One very obvious difference between the adidas UltraBOOST and the PUMA Hybrid Rocket Netfit is the distribution of the outsole. adidas’ UltraBOOST has a cushioning sole that spans the entire length of the shoe. PUMA’s NRGY technology, however, is accompanied by a second sole material. The PUMA sole also sports two deep grooves, splitting it into three sections.
This kind of groove isn’t a rarity among running shoes, as it helps make the shoes more flexible. The hybrid sole solution we see on the PUMA Hybrid Rocket Netfit has a completely different unique selling point to the adidas UltraBOOST. Another difference between the two shoes that’s easy to spot at first glance is the lacing system. For the UltraBOOST, adidas relies on a classic lacing system, whereas the PUMA Hybrid Rocket has much deeper-set laces, so you can adjust the shoe perfectly to your midfoot. This model also comes in a modern design.

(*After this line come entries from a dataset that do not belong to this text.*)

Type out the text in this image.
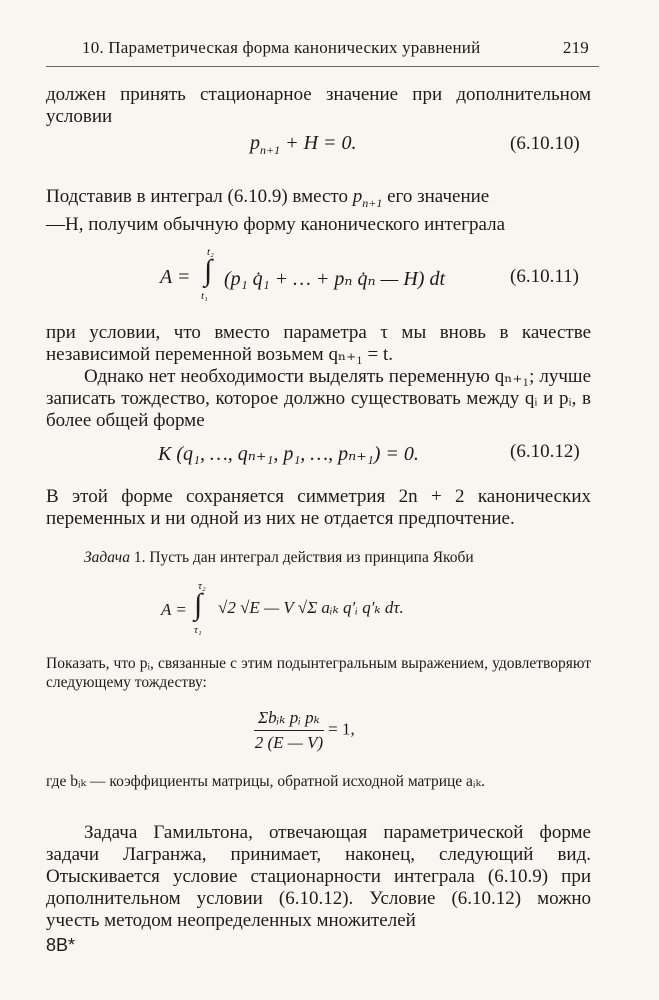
10. Параметрическая форма канонических уравнений	219
должен принять стационарное значение при дополнительном условии
$p_{n+1} + H = 0$.	(6.10.10)
Подставив в интеграл (6.10.9) вместо $p_{n+1}$ его значение
—H, получим обычную форму канонического интеграла
t₂
∫
t₁
A = (p₁ q̇₁ + … + pₙ q̇ₙ — H) dt	(6.10.11)
при условии, что вместо параметра τ мы вновь в качестве независимой переменной возьмем qₙ₊₁ = t.
Однако нет необходимости выделять переменную qₙ₊₁; лучше записать тождество, которое должно существовать между qᵢ и pᵢ, в более общей форме
K (q₁, …, qₙ₊₁, p₁, …, pₙ₊₁) = 0.	(6.10.12)
В этой форме сохраняется симметрия 2n + 2 канонических переменных и ни одной из них не отдается предпочтение.
Задача 1. Пусть дан интеграл действия из принципа Якоби
τ₂
∫
τ₁
A = √2 √E — V √Σ aᵢₖ q′ᵢ q′ₖ dτ.
Показать, что pᵢ, связанные с этим подынтегральным выражением, удовлетворяют следующему тождеству:
$\frac{\text{Σbᵢₖ pᵢ pₖ}}{2 (E — V)} = 1$,
где bᵢₖ — коэффициенты матрицы, обратной исходной матрице aᵢₖ.
Задача Гамильтона, отвечающая параметрической форме задачи Лагранжа, принимает, наконец, следующий вид. Отыскивается условие стационарности интеграла (6.10.9) при дополнительном условии (6.10.12). Условие (6.10.12) можно учесть методом неопределенных множителей
8B*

What both shoes do have in common, however, is the comfort they provide. Both models make you feel like you’re walking on clouds. Very soft, comfortable and with a sock-like fit - this is what makes the footwear perfect running shoes and lifestyle trainers.
We actually think the performance of the PUMA Hybrid Rocket is slightly better than that of the UltraBOOST, but both models are comfortable, chic, modern and extremely versatile.
A story of rivalry between PUMA and adidas
The current rivalry between the two brands stems from a common past. In 1924, brothers Rudolf and Adolf Dassler founded the Gebrüder Dassler shoe factory. They designed, manufactured and sold sports shoes together in Herzogenaurach, Bavaria. They also kitted out athletes with their shoes for big competitions. During the 1936 Berlin Olympics, most of the German athletes were wearing Dassler shoes. Even Jesse Owens won his four gold medals in Dassler running shoes. Then, Rudolf Dassler was drafted into the army during the Second World War. While he was sent to Poland, his brother Adolf stayed in their hometown factory. Around this time, the relationship between the siblings began to deteriorate. In 1945, when the Russian army was marching steadily onwards, Rudolf Dassler deserted and fled to Herzogenaurach. Shortly before reaching his destination, he was captured by American soldiers. This sparked the suspicion in Rudolf that his brother or his sister-in-law had betrayed him.
Based on this assumption, Rudolf got revenge on Adolf by reporting him to the ‘Entnazifizierungsausschuss’, an organisation founded after Hitler’s downfall to free the German and Austrian states of National Socialist influences. This amounted to accusing Adolf of Nazism and was what tore the two brothers and their families apart for good.
Rudolf Dassler left the joint company in 1948 to found his own sports shoe factory just a couple of hundred metres away from the original factory. He named his company after his former nickname, PUMA. In turn, Adolf, often called ‘Adi’, named his company adidas, which is a shortened version of ‘Adi Dassler’. The split didn’t end the rivalry between the brothers - it only made it stronger. Their rivalry spread to their families, the entire town of Herzogenaurach and of course the companies and their products. One of the biggest quarrels was about who had invented the screw-on studded shoes with which the German National Football Team earned its surprising victory in the 1954 World Cup. In actual fact, these shoes were already around in England in the early 1900s, so neither adidas nor PUMA can take credit for inventing them.
The brothers’ rivalry continued until after their deaths. It was only in 2009, sixty years after the split, that adidas and PUMA shook hands during the Peace One Day event. However, we think the PUMA Hybrid Rocket’s close competition with the adidas UltraBOOST could put a strain on adidas’ and PUMA’s new-found friendship.